When Barbara Schecter needed at-home physical therapy following hip replacement surgery in January 1997, her health maintenance organization, Kaiser Permanente, referred her to one of the nation’s largest home health care agencies, Olsten Health Services. An Olsten representative told Schecter the agency was overbooked and referred her to an independent physical therapist named Tony Derrick. Derrick worked with Schecter three times a week for four weeks, helping her climb stairs, get into her car, and walk down her driveway.
Schecter says her therapy seems to have worked out fine.

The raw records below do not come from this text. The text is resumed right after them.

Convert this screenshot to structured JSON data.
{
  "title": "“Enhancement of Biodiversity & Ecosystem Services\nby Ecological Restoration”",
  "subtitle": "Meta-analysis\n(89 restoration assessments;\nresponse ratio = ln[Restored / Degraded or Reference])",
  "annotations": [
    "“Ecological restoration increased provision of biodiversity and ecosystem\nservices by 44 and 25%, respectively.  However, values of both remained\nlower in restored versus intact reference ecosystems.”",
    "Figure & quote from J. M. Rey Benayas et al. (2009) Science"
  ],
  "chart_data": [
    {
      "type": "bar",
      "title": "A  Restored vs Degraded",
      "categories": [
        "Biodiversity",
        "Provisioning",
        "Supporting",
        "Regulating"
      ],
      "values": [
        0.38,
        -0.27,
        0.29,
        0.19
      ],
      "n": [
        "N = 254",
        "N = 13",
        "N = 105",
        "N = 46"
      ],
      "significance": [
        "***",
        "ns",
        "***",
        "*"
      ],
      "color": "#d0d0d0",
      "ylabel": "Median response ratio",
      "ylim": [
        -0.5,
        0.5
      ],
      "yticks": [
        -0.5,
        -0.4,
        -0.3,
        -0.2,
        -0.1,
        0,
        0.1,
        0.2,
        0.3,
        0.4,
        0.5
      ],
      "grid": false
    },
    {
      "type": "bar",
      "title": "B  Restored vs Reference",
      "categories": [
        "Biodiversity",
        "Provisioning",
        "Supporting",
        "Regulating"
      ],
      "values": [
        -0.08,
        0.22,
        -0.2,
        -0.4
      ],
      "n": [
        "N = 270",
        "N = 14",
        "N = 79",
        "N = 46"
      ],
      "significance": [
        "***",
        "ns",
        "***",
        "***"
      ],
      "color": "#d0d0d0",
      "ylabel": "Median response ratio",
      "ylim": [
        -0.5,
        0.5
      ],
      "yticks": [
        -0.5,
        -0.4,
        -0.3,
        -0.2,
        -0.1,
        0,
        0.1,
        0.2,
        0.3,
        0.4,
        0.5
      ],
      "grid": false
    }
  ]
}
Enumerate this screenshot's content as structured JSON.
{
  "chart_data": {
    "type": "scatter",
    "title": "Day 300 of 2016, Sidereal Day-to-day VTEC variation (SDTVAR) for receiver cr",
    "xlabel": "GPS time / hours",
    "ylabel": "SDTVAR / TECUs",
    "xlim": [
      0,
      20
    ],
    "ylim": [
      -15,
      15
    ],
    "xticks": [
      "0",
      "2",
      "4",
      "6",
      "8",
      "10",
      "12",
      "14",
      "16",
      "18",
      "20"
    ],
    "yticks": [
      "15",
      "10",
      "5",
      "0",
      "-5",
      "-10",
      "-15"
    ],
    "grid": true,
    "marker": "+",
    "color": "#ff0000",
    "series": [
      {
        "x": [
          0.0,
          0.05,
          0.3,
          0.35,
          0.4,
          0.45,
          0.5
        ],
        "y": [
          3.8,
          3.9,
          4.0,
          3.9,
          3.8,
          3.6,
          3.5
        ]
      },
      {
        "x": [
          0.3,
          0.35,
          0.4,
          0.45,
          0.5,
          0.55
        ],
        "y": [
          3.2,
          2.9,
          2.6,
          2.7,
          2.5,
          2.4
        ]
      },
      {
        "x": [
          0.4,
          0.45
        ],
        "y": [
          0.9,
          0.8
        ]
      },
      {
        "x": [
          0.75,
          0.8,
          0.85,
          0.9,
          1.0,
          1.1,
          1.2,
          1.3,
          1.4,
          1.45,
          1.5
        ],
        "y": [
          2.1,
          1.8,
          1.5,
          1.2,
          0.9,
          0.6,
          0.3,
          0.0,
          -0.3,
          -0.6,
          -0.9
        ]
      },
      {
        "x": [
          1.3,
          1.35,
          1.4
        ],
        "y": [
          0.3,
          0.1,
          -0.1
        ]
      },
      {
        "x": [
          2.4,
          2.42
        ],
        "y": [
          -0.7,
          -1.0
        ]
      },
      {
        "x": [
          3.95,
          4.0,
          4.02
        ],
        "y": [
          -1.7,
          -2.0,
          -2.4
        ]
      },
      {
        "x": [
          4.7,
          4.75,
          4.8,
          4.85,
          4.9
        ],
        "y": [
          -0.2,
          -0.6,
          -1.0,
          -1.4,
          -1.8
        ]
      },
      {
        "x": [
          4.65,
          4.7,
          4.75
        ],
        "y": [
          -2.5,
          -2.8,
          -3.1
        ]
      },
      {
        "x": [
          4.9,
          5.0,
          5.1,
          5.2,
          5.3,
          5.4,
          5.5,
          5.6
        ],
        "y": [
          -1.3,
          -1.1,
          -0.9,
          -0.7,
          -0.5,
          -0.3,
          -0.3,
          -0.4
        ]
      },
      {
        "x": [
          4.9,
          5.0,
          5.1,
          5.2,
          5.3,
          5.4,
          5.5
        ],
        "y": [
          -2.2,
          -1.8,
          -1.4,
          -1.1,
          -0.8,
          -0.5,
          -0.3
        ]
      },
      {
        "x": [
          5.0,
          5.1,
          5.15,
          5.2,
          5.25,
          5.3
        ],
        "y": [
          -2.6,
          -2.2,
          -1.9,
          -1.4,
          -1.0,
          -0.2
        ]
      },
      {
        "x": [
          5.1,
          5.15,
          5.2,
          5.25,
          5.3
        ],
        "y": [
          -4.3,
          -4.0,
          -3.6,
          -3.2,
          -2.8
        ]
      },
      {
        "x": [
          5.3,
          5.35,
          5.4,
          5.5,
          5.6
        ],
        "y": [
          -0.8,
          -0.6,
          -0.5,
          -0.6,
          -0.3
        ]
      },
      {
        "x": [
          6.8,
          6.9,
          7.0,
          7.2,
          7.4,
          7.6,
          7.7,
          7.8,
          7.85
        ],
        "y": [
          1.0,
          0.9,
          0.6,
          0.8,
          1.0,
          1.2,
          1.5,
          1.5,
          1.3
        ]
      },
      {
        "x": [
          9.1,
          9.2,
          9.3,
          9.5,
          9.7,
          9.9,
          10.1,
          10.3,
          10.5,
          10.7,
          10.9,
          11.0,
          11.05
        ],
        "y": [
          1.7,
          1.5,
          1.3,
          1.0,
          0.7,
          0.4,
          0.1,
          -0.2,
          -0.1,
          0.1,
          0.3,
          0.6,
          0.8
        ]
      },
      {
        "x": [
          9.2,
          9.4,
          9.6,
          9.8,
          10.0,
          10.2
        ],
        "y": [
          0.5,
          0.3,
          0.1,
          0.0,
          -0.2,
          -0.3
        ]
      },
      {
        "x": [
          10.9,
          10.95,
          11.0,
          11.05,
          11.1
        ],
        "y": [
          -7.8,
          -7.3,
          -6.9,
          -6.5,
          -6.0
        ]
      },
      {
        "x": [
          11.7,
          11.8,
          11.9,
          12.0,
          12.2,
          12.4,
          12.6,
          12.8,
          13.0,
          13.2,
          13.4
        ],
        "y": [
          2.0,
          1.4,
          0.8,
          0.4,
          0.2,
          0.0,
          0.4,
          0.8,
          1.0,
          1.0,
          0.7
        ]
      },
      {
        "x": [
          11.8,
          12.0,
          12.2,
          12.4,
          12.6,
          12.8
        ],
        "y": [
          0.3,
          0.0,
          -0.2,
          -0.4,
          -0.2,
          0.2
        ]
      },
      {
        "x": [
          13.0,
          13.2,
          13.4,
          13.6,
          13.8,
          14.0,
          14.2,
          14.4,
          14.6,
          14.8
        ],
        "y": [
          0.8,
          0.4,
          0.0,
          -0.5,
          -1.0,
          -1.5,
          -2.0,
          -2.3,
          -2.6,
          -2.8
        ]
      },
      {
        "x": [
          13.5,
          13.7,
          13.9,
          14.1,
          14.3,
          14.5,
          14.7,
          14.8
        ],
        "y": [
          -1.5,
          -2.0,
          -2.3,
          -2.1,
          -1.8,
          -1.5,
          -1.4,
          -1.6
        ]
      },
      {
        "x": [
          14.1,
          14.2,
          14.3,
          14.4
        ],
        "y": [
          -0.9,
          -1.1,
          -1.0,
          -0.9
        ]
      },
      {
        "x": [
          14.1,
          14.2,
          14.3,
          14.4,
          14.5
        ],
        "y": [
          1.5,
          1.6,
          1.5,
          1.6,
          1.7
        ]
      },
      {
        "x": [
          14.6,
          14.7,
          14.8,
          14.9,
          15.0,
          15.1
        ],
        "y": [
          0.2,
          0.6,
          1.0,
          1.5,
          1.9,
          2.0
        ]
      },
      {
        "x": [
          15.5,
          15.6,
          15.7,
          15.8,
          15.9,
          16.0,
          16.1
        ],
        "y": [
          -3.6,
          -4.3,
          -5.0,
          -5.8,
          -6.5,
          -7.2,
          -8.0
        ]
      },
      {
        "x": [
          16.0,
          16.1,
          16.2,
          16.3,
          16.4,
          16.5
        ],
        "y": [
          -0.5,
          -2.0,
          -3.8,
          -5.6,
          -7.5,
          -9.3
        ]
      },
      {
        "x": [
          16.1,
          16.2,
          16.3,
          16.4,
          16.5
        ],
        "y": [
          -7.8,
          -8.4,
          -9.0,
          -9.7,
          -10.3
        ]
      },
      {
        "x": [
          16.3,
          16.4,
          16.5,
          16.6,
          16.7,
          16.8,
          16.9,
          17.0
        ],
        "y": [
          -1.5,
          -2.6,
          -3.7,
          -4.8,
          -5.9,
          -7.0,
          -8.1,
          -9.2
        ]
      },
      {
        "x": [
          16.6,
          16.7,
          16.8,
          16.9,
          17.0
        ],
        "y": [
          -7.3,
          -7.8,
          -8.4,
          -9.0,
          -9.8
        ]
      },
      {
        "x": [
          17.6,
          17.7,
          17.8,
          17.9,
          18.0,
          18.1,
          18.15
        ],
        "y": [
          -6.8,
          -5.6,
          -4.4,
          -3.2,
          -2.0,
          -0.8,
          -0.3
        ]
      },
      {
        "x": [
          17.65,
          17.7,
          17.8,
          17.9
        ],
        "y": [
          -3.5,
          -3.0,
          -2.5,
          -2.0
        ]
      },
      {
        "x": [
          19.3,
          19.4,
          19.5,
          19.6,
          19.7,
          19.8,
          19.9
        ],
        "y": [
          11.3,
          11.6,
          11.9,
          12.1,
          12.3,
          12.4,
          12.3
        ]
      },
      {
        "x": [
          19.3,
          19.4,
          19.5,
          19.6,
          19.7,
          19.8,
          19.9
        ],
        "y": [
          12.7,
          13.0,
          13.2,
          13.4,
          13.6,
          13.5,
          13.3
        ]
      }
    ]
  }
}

But she was horrified when she learned that “Tony Derrick” was actually Tony Cannon, who—along with his wife, Diane—is now under investigation by the FBI and the U.S. Department of Health and Human Services. The Cannons allegedly posed as physical therapists throughout the state of Maryland and appear to have defrauded Medicare and private insurers of hundreds of thousands of dollars. (A spokesman for Olsten Health Services has declined to comment on the case.)
Although no exact figures exist on this type of fraud, experts say it represents a new type of health care scam—one that occurs in your own home.
As the population grows older and HMOs force patients to limit hospital stays, this type of abuse in the home health care business—the fastest growing segment of the health care industry—is likely to increase. But, so far, legal authorities have devoted only limited resources toward combating private insurance fraud.
The FBI would neither confirm nor deny the Cannon investigation, but Schecter and several other victims testified before a Maryland grand jury in January. And the state of Maryland successfully prosecuted Diane Cannon for fraudulently treating 19 patients. She is currently serving nine months in a Maryland county jail.
It’s not likely, however, that many scam artists like Diane Cannon will be caught: The investigators who targeted Cannon were part of a Justice Department program that funded fraud units in just three states—Maryland, Minnesota, and Wisconsin. Furthermore, funding for these units runs out this summer, and only Maryland has introduced legislation to continue financing the unit.
“Previous to this, private insurance cases wouldn’t have been handled as often,” says David Orbuch, who heads the Minnesota fraud unit. “We’re trying to look for additional sources of funding, but money is tight.” Others say private insurance companies could kick in the money. “There’s no reason why they couldn’t voluntarily give money for something like this,” says Barbara Oswald, who runs the Wisconsin unit.
That may be wishful thinking. According to watchdog groups, the costs will be covered by higher premiums or higher taxes. When it comes to home health care fraud, says Charles Inlander, president of the People’s Medical Society, “It’s the taxpayers who are being fleeced.”